Journal of Visualization ( IF 1.7 ) Pub Date : 2021-11-18 , DOI: 10.1007/s12650-021-00799-3 Pei-Shan Lo , Jian-Lin Wu , Syu-Ting Deng , Ko-Chih Wang
Abstract
Named entity recognition (NER) is a crucial initial task that identifies both spans and types of named entities to extract the specific information, such as organization, person, location, and time. Nowadays, the NER task achieves state-of-the-art performance by deep learning approaches for capturing contextual features.
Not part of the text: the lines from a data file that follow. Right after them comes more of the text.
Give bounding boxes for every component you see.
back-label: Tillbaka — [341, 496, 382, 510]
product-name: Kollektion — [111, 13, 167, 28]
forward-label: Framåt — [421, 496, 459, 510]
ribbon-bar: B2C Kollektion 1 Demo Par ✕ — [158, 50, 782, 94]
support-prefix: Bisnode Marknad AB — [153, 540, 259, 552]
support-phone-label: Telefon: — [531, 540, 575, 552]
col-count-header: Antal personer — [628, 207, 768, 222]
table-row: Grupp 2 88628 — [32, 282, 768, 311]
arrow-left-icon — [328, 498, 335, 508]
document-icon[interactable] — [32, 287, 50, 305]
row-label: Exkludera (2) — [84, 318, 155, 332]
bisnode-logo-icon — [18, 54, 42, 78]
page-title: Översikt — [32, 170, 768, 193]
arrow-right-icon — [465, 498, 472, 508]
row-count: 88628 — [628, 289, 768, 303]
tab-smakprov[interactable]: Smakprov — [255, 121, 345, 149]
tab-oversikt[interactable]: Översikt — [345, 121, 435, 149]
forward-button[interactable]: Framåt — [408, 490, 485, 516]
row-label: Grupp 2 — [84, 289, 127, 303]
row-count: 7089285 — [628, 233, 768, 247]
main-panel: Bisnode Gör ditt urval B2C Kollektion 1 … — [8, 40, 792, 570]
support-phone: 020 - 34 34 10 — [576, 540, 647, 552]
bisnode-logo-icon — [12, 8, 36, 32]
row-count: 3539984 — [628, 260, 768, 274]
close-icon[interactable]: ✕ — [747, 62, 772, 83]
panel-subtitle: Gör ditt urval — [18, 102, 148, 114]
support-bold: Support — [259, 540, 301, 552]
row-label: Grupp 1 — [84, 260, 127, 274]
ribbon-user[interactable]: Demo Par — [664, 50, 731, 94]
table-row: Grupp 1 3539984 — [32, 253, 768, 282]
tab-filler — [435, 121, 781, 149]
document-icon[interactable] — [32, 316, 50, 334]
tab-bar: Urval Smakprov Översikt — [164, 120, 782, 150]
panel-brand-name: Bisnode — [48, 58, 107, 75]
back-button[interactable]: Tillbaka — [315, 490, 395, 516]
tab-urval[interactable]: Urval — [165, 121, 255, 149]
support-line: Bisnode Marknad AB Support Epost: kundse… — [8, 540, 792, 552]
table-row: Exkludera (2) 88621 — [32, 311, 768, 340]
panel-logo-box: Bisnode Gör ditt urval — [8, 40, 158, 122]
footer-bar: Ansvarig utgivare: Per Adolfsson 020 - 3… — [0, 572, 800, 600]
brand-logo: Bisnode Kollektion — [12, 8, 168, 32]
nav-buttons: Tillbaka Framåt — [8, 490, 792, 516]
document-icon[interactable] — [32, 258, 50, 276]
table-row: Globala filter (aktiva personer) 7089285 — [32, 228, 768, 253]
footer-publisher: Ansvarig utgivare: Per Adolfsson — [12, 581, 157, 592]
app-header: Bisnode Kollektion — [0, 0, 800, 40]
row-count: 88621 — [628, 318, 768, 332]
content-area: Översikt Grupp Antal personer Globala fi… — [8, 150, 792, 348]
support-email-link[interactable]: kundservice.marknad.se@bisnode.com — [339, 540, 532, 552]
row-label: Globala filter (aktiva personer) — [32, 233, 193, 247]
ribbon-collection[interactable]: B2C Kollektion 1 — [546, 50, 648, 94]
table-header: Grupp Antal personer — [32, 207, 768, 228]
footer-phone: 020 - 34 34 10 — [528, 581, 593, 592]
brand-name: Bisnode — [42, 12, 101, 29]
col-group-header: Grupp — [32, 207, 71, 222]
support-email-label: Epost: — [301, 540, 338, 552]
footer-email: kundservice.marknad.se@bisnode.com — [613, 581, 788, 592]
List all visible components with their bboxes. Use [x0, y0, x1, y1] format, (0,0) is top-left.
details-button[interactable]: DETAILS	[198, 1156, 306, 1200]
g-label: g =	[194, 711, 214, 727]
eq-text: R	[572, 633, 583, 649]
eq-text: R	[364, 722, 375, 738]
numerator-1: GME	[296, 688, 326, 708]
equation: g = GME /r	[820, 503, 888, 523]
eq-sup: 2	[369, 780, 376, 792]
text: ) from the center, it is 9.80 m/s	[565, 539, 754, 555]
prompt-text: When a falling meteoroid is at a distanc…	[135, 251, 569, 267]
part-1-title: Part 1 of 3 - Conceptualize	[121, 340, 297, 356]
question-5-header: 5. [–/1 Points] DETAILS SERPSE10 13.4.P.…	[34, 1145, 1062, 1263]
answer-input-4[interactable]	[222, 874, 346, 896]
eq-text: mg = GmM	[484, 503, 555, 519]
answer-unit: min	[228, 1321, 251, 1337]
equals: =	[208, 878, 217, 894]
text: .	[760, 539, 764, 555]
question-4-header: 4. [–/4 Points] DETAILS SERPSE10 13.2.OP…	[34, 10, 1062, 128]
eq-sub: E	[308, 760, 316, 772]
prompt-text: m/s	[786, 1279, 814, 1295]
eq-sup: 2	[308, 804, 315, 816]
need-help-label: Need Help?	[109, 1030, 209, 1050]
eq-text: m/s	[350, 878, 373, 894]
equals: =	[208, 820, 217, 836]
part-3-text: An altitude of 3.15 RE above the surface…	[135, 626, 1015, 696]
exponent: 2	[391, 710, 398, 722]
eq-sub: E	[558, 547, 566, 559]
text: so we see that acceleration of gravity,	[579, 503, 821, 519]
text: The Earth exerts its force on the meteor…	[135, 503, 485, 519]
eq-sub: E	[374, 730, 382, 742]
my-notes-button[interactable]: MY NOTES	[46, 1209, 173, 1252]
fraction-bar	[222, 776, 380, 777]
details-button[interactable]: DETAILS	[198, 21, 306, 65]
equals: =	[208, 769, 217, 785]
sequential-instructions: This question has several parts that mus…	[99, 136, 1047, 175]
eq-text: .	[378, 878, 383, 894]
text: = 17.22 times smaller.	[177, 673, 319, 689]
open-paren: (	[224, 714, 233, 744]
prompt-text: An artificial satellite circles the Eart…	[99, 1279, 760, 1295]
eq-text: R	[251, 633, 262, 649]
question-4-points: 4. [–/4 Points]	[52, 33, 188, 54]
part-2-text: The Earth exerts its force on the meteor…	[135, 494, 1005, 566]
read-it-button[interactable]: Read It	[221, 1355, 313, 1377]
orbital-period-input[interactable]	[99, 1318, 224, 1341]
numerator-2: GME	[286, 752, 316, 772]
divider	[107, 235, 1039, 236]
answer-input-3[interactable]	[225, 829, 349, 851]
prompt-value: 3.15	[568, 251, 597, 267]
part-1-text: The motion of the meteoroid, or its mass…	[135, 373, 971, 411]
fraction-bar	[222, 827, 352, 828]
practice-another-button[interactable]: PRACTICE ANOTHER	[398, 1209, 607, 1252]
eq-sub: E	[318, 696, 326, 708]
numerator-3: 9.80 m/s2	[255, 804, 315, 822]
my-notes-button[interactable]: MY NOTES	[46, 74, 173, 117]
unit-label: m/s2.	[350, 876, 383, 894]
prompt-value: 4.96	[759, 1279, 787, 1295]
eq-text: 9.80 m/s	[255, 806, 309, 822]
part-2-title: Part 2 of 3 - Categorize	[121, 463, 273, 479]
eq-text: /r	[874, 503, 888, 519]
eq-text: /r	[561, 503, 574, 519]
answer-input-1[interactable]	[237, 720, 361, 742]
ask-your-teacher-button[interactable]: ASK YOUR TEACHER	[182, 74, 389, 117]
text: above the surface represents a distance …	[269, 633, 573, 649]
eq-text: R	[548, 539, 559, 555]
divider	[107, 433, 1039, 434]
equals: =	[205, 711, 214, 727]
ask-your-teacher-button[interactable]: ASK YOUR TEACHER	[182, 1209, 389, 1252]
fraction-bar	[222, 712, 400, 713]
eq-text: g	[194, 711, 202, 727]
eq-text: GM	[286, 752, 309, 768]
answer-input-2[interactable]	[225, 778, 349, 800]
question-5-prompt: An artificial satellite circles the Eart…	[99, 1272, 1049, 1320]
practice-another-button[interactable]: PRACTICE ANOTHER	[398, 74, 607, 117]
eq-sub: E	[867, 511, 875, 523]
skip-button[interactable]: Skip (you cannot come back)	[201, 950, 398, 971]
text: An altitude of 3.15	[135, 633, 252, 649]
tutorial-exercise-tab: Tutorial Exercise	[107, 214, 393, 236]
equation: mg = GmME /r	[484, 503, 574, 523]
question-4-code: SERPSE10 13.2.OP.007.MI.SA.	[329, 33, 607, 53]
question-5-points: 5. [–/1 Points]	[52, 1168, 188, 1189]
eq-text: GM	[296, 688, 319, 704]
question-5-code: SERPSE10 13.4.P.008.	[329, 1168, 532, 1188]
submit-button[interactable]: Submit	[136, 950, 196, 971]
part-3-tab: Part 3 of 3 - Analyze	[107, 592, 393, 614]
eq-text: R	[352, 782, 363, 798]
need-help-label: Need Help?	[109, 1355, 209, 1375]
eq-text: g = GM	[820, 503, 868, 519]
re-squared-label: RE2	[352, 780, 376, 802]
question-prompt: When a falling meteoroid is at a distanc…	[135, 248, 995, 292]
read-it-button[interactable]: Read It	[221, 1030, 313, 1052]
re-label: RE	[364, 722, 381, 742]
However, the complex structures of deep learning make a black-box problem and limit researchers’ ability to improve it. Unlike the Latin alphabet, Chinese (or other languages such as Korean and Japanese) do not have an explicit word boundary. Therefore, some preliminary works, such as word segmentation (WS) and part-of-speech tagging (POS), are needed before the Chinese NER task. The correctness of preliminary works importantly influences the final NER prediction. Thus, investigating the model behavior of the Chinese NER task becomes more complicated and challenging. In this paper, we present CNERVis, a visual analysis tool that allows users to interactively inspect the WS-POS-NER pipeline and understand how and why a NER prediction is made. Also, CNERVis allows users to load the numerous testing data and explores the critical instances to facilitate the analysis from large datasets. Our tool’s usability and effectiveness are demonstrated through case studies.
Graphic abstract
中文翻译:
CNERVis:中文命名实体识别的视觉诊断工具
摘要
命名实体识别 (NER) 是一项关键的初始任务,它识别命名实体的跨度和类型以提取特定信息,例如组织、人员、位置和时间。如今,NER 任务通过用于捕获上下文特征的深度学习方法实现了最先进的性能。然而,深度学习的复杂结构造成了一个黑盒问题,并限制了研究人员改进它的能力。与拉丁字母不同,中文(或其他语言,如韩语和日语)没有明确的词边界。因此,在中文 NER 任务之前需要一些初步工作,例如分词 (WS) 和词性标注 (POS)。前期工作的正确性对最终的NER预测有重要影响。因此,研究中文 NER 任务的模型行为变得更加复杂和具有挑战性。在本文中,我们介绍了 CNERVis,这是一种可视化分析工具,允许用户交互式检查 WS-POS-NER 管道并了解如何以及为何进行 NER 预测。此外,CNERVis 允许用户加载大量测试数据并探索关键实例,以方便从大型数据集进行分析。我们的工具的可用性和有效性通过案例研究得到证明。